Christopher Tounsel is Catherine Shultz Rein Early Career Professor in the College of the Liberal Arts and Assistant Professor of History and African Studies at Pennsylvania State University. In his new book book Chosen Peoples: Christianity and Political Imagination in South Sudan he investigates the centrality of Christian worldviews to the ideological construction of South Sudan from the early twentieth century to the present.
On July 9th, the East African nation of South Sudan will celebrate its tenth anniversary of independence. One may expect that customary nationalist symbols will be on full display in the capital city of Juba and throughout the country. The red, green and black-striped national flag adorned with its shining yellow star will wave; public officials will make commemorative speeches; and the following lyrics from the national anthem will fill the air:
We praise and glorify You
For Your grace on South Sudan,
Land of great abundance
Uphold us united in peace and harmony…
Oh God, bless South Sudan!”
The first stanza of ‘South Sudan Oyee’ is indicative of another foundational element of South Sudanese nationalism: Christian theology. This became apparent to me when I was in the capital city of Juba in July 2012, when raucous festivities marked the first anniversary of independence. In a speech made in the shadows of the city’s All Saints’ Cathedral, one speaker shared that after liberation hero John Garang’s death ‘God in his mercy [gave] us a Joshua with unique talent and wisdom who took us through the days of difficulty’. Joshua, in this paradigm, was President Salva Kiir. Another speaker alluded to the Hebrew captivity in Egypt by thanking God for giving them independence, leading His children across the river, and ending their slavery. In these ways and more, it was evident that independence was more than a political occasion; it was a religious moment as well.
In Chosen Peoples: Christianity and Political Imagination in South Sudan, I explore how Southern Sudanese intellectuals used Judeo-Christian Scriptures to frame their struggle for political self-determination. Included in the “Religious Cultures of African and African Diaspora Peoples” series, the book examines how clerics, soldiers, refugees and others laid the ideological foundations of the South Sudanese nation-state. During Sudan’s lengthy postcolonial civil wars, Southern Sudanese envisioned themselves as a “chosen people” destined for liberation while Arabs and Muslims were likened to oppressors in the Biblical tradition of Babylon, Egypt, and the Philistines. South Sudan presents a unique case in African Christianity whereby ideologues aimed liberatory, nationalist Christian thought against non-white and non-Christian co-citizens.
Even after the country crossed the proverbial Jordan to entered the Promised Land of nationhood, various clerics, politicians and bloggers continued to employ Biblical framings to issues of social and political concern. These individuals, ranging from recently-deceased Archbishop Paulino Loro to President Kiir himself, articulated political theology despite the absence of Northern Sudanese Arab Muslim ‘oppressors.’ Such discursive behavior showed that South Sudanese religious nationalism is—and never was—based exclusively in anti-Islamization.
Independence, however, has been far from ‘milk and honey.’ The national anthem’s plea for God to uphold the nation in harmonious peace struck with particular irony when the young nation became embroiled in an ethnically divisive civil war in December 2013. Tens of thousands lost their lives, and hundreds of thousands were forced from their homes. What became of the liberation theology that was supposed to reach its poetic conclusion with political sovereignty? While the conflict debunked any notion that Southerners felt a sense of pan-Christian solidarity strong enough to subsume ethnicity or prevent ethnic tension, it also produced a dynamic crucible of religious thought. Religious thought still functioned as a political technology despite the changed scope of who and what constituted us and them, good and evil, heroes and villains. Despite the trials that have characterized freedom’s first decade, South Sudanese have not forsaken the idea that the spiritual is intimately connected with the material, or that Scripture is a useful political resource with a pertinent word for every situation.

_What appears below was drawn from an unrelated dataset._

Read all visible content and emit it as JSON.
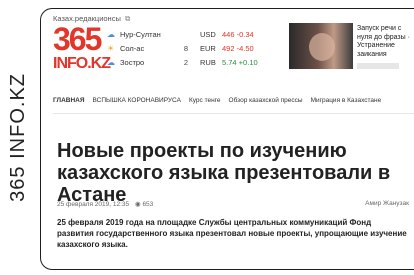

As South Sudan prepares for its decennial next month, the prospects for the country’s second decade are filled with uncertainties. Though the civil war is officially over, will relations between the Dinka and the Nuer—the two primary ethnic groups engaged in the conflict—improve or decline? How long will it take for the country to healthily emerge from the COVID-19 crisis? How will South Sudan relate to its former enemy Sudan now that its longtime autocrat Omar al-Bashir is no longer in power? Though the answers to these questions remain to be seen, history suggests this South Sudanese will continue to inject theology into public, political discourse. While the United States has displayed how destructive and divisive Christian nationalism can be, South Sudan may offer a more constructive interplay of religion, state, faith and politics.